Churches rang the alarm bell throughout the continent. The Nigerian Reverend Lesmore Gibson  Ezekiel, who heads the Peace, Diakonia and Development department of the All Africa Conference of Churches, urged the South African government to tackle the “recurrent and needless attacks on fellow Africans” and  urged South African churches to open their doors to the migrants seeking protection. Amnesty International condemned the authorities ‘s failure to prosecute suspected perpetrators of xenophobic crimes.

There have been many reactions outside of the country. In Mozambique, the government organized the repatriation on the 9 September of 400 nationals who expressed an interest in returning home after the attack, while Nigeria announced the evacuation of 600 of its nationals trapped in the violence. The Ethiopian embassy in Pretoria advised its citizens to close their businesses during the ongoing tension, while the Zambian transport ministry told truck drivers to avoid travelling to South Africa.

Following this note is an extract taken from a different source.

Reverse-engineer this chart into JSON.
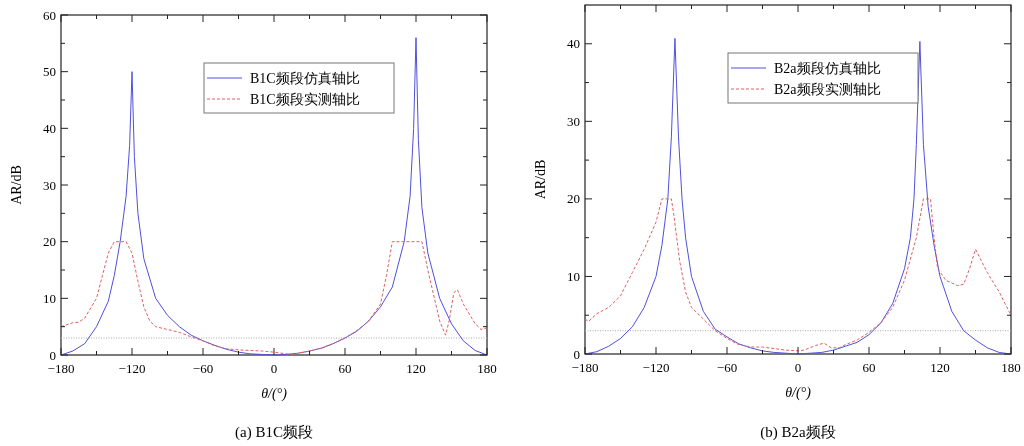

The riots had diplomatic consequences as well. The African Union condemned in a statement the “despicable acts” of violence in South Africa “in the strongest terms”.
Last month, the Nigerian President during a visit to South Africa urged President Ramaphosa to take measures to prevent the re-occurrence of such actions. Buhari met also Nigerians residents at a town hall meeting to listen to their experience and express his commitment to work for the protection of their lives and property. South Africa did not take however any commitment regarding these demands for compensations. Instead, the Pretoria government said that affected Nigerians should seek restitution from insurance companies. Both governments agreed to some “concrete measures” such as an “Early Warning Mechanism” to alert each other to impending xenophobic violence. This would involve diaspora communities, police and intelligence agencies in working more closely together. The main difficulty is to appease angry feelings among populations outside South Africa.

In Nigeria, four outlets of the South African telecoms giant MTN were damaged by attacks in retaliation to the violence against Nigerians in South Africa, while several Shoprite supermarkets were looted. As a result, South Africa closed temporarily its diplomatic missions in Nigeria. In the DRC, protesters smashed the windows of the South African consulate in Lubumbashi and looted South African-owned stores. There was also a demonstration in front of the South African embassy in Kinshasa. Air Tanzania suspended flights to Johannesburg because of the violence, while Madagascar’s football federation announced that it would not send a team to play South Africa in a friendly because of security concerns. In Zambia, students forced the closure of South African-owned shopping malls and the president of the Economic Association of Zambia, Lubinda Haabazoka, declared that the AU should not allow Ramaphosa to become its chairperson next year. President Ramaphosa apologized and sent envoys to Nigeria, Niger, Ghana, Senegal, the DRC and Tanzania, showing he was taking xenophobia more seriously than his predecessors. But he came in for sharp criticism from some political analysts, individuals and opposition politicians for apologizing to these countries  The Congress of the People’s leader Dennis Bloem said the move was uncalled for, especially when citizens of those countries were smuggling drugs into South Africa to destroy the future of its youth. Another challenge is the attitude of the South African Police who is the source of many of problems because of its incompetence, corruption and susceptibility to xenophobic sentiments, warns a South African senior journalist.